Father Herman, mother Bess and brother Sandy cope in different ways with this challenge, while Philip tries to make sense of an increasingly alien world. And sure enough Democratic America takes a beating in the hands of Lindbergh, whose pet project, the “Just Folks” programme, breaks up Jewish families and spreads them far and wide apart in Christian neighbourhoods. Philip’s brother is chosen to be part of the programme and spends some time in Kentucky. When he returns home, he has already been brain-washed into believing that Lindbergh is not all bad.
History appears to be repeating itself in Europe, with right-wing movements gaining popularity by the day, and in America where Donald Trump has already tweeted that the protests against him as the new President are “very unfair”.
Franz Kafka forewarned the world about Nazi gas chambers, Orwell imagined 1984 as a time when an authoritarian omnipresent government would stifle individualism and freedom, Sinclair Lewis’ It Can't Happen Here (1935) placed democratic America in the hands of a fascist.
It can happen anywhereReality is sometimes stranger than fiction, it is said. The scenes playing out on the American streets after an acrimonious presidential election may be a testimony to a fractured right-down-to-the-middle nation, but writers did foretell just such an unbelievable scenario. As Herman says in The Plot against America — Roth’s nod to Sinclair Lewis too — “It can’t happen here? My friends, it’s happening here.”

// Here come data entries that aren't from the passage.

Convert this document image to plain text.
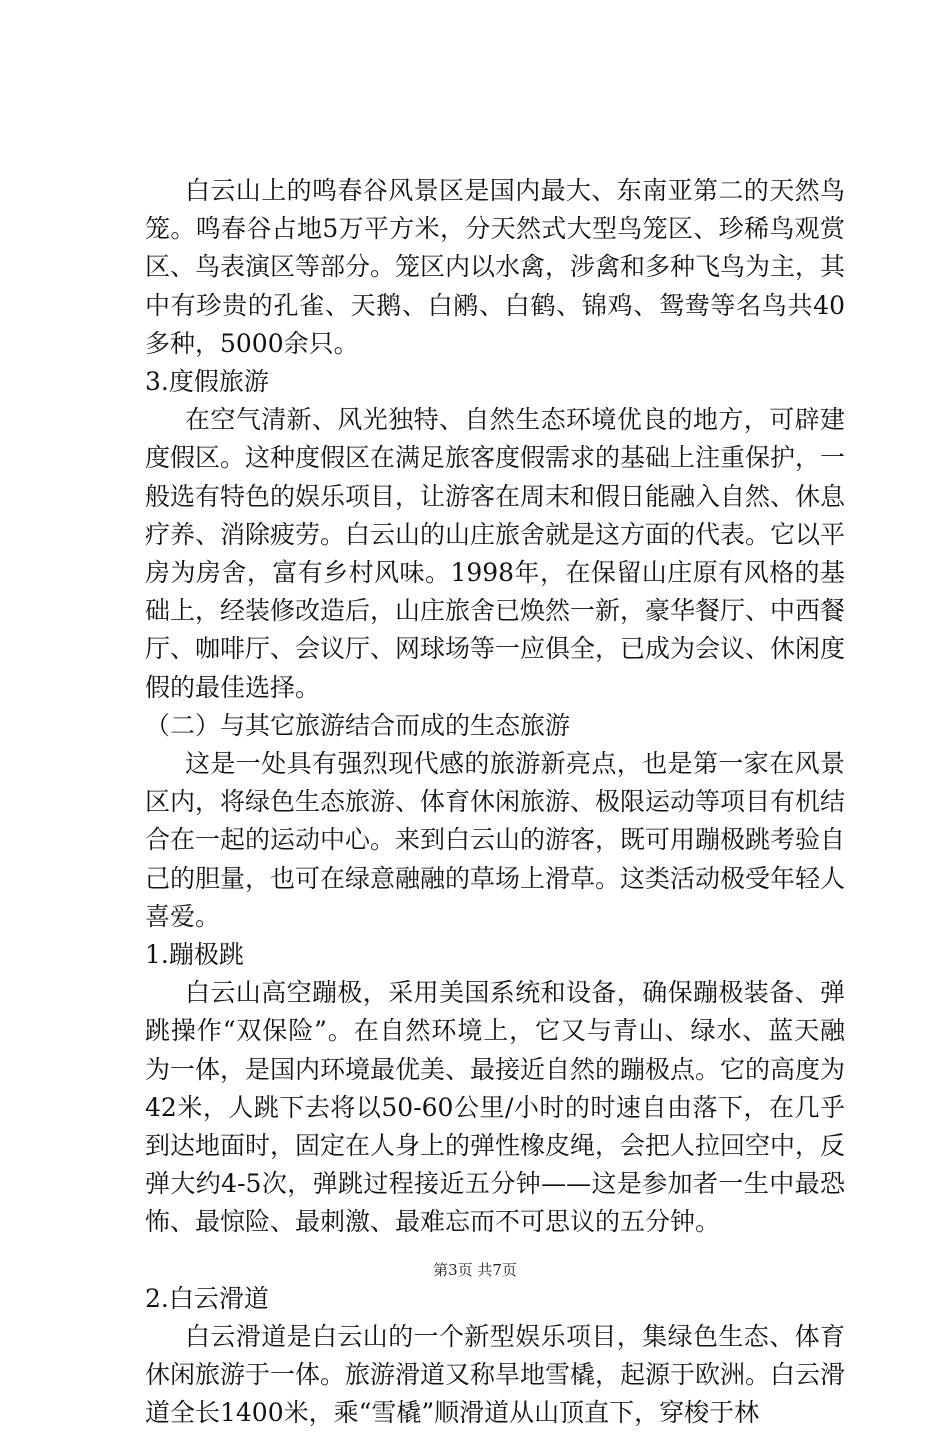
白云山上的鸣春谷风景区是国内最大、东南亚第二的天然鸟笼。鸣春谷占地5万平方米，分天然式大型鸟笼区、珍稀鸟观赏区、鸟表演区等部分。笼区内以水禽，涉禽和多种飞鸟为主，其中有珍贵的孔雀、天鹅、白鹇、白鹤、锦鸡、鸳鸯等名鸟共40多种，5000余只。

3.度假旅游

在空气清新、风光独特、自然生态环境优良的地方，可辟建度假区。这种度假区在满足旅客度假需求的基础上注重保护，一般选有特色的娱乐项目，让游客在周末和假日能融入自然、休息疗养、消除疲劳。白云山的山庄旅舍就是这方面的代表。它以平房为房舍，富有乡村风味。1998年，在保留山庄原有风格的基础上，经装修改造后，山庄旅舍已焕然一新，豪华餐厅、中西餐厅、咖啡厅、会议厅、网球场等一应俱全，已成为会议、休闲度假的最佳选择。

（二）与其它旅游结合而成的生态旅游

这是一处具有强烈现代感的旅游新亮点，也是第一家在风景区内，将绿色生态旅游、体育休闲旅游、极限运动等项目有机结合在一起的运动中心。来到白云山的游客，既可用蹦极跳考验自己的胆量，也可在绿意融融的草场上滑草。这类活动极受年轻人喜爱。

1.蹦极跳

白云山高空蹦极，采用美国系统和设备，确保蹦极装备、弹跳操作“双保险”。在自然环境上，它又与青山、绿水、蓝天融为一体，是国内环境最优美、最接近自然的蹦极点。它的高度为42米，人跳下去将以50-60公里/小时的时速自由落下，在几乎到达地面时，固定在人身上的弹性橡皮绳，会把人拉回空中，反弹大约4-5次，弹跳过程接近五分钟——这是参加者一生中最恐怖、最惊险、最刺激、最难忘而不可思议的五分钟。

2.白云滑道

白云滑道是白云山的一个新型娱乐项目，集绿色生态、体育休闲旅游于一体。旅游滑道又称旱地雪橇，起源于欧洲。白云滑道全长1400米，乘“雪橇”顺滑道从山顶直下，穿梭于林

第3页 共7页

In 2004 when The Plot Against America came out, in the backdrop of 9/11 and with George Bush at the helm, readers saw parallels in the imagined history with their reality. But Roth insisted the book should be read as an imagined history of the 1940 election; he said what he had imagined hadn’t actually happened. But today it’s impossible to read the book and not think of what is unfolding in America.
Sudipta Datta is a Kolkata-based journalist.